The set’s title, Five Tall Tales, is a bit misleading. The subtitle is more apropos: Budd Boetticher & Randolph Scott at Columbia, 1957-1960. Endorsements from filmmakers Douglas Sirk and Sergio Leone are on the box. Sirk opines, “I thought Boetticher had a completely new, fresh, modern approach to his westerns. I like his work a lot.” Italian maestro Leone, who made Clint Eastwood a star, gushes: “Budd! I stole everything from you!”
An obscure but important delineation about the hotly contested Ranown Cycle is that Burt Kennedy (later a distinguished director of Westerns) wrote five of them, four of which (the best of the best) are in the new package.
Despite my build-up, though, I’m not really writing about Ranown films. Actually, I want to discuss a lesser-known Randolph Scott Western, one that’s only fair-to-middling compared to the Ranown choices, but it’s still notable for several reasons. A Lawless Street (1955) was the last of 20 Westerns Randolph Scott made in the five years before 7 Men from Now.
Scott plays Marshal Calem Ware, a man of honor (like Gary Cooper’s Will Kane in High Noon), almost done in by the bad guys. As in High Noon, Calem’s wife Tally (played by a 30-year-old Angela Lansbury) at first abandons him but eventually supports him, as do the townspeople.
A Lawless Street is a fairly typical oater: Honor triumphs over greed, courage conquers cowardice. Given an unassuming B-script by Kenneth Gamet, Scott had little to do other than look tough and forthright. Unlike the Ranown films, he’s rarely on horseback here, even though it was said that no one could ride a horse like he could, a real-life accomplished equestrian.

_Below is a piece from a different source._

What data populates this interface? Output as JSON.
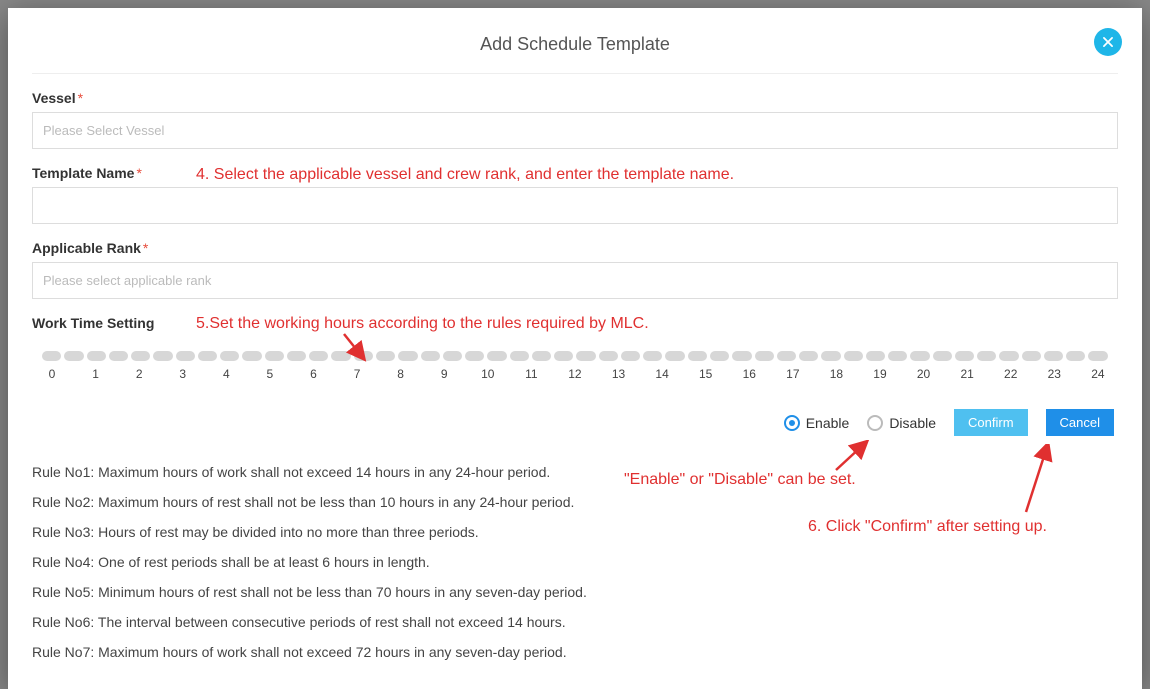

By 1955, Angela Lansbury had already made 18 films, including The Harvey Girls, with dubbed singing, and Samson and Delilah, the second-biggest-grossing movie of the decade. In A Lawless Street, the future J.B. Fletcher gets to show off her vocal talents; she did well enough to sing again in productions as diverse as Sweeney Todd and Beauty & the Beast.
Perhaps the most interesting aspect of A Lawless Street is director Joseph H. Lewis, a competent journeyman with at least four major highlights on his résumé, including noir thrillers My Name is Julia Ross (’45) and Gun Crazy (’50), superb crime drama The Big Combo (’55) with cinematographer John Alton, and his last feature—and a Western—Terror in a Texas Town (’58).
Terror has quite an unusual stand-off scene, when hero George (Sterling Hayden) brings a harpoon to a gunfight.
It may not be the greatest, but A Lawless Street has delights and quirks enough for Randolph Scott fans, particularly as a harbinger of his great films to come.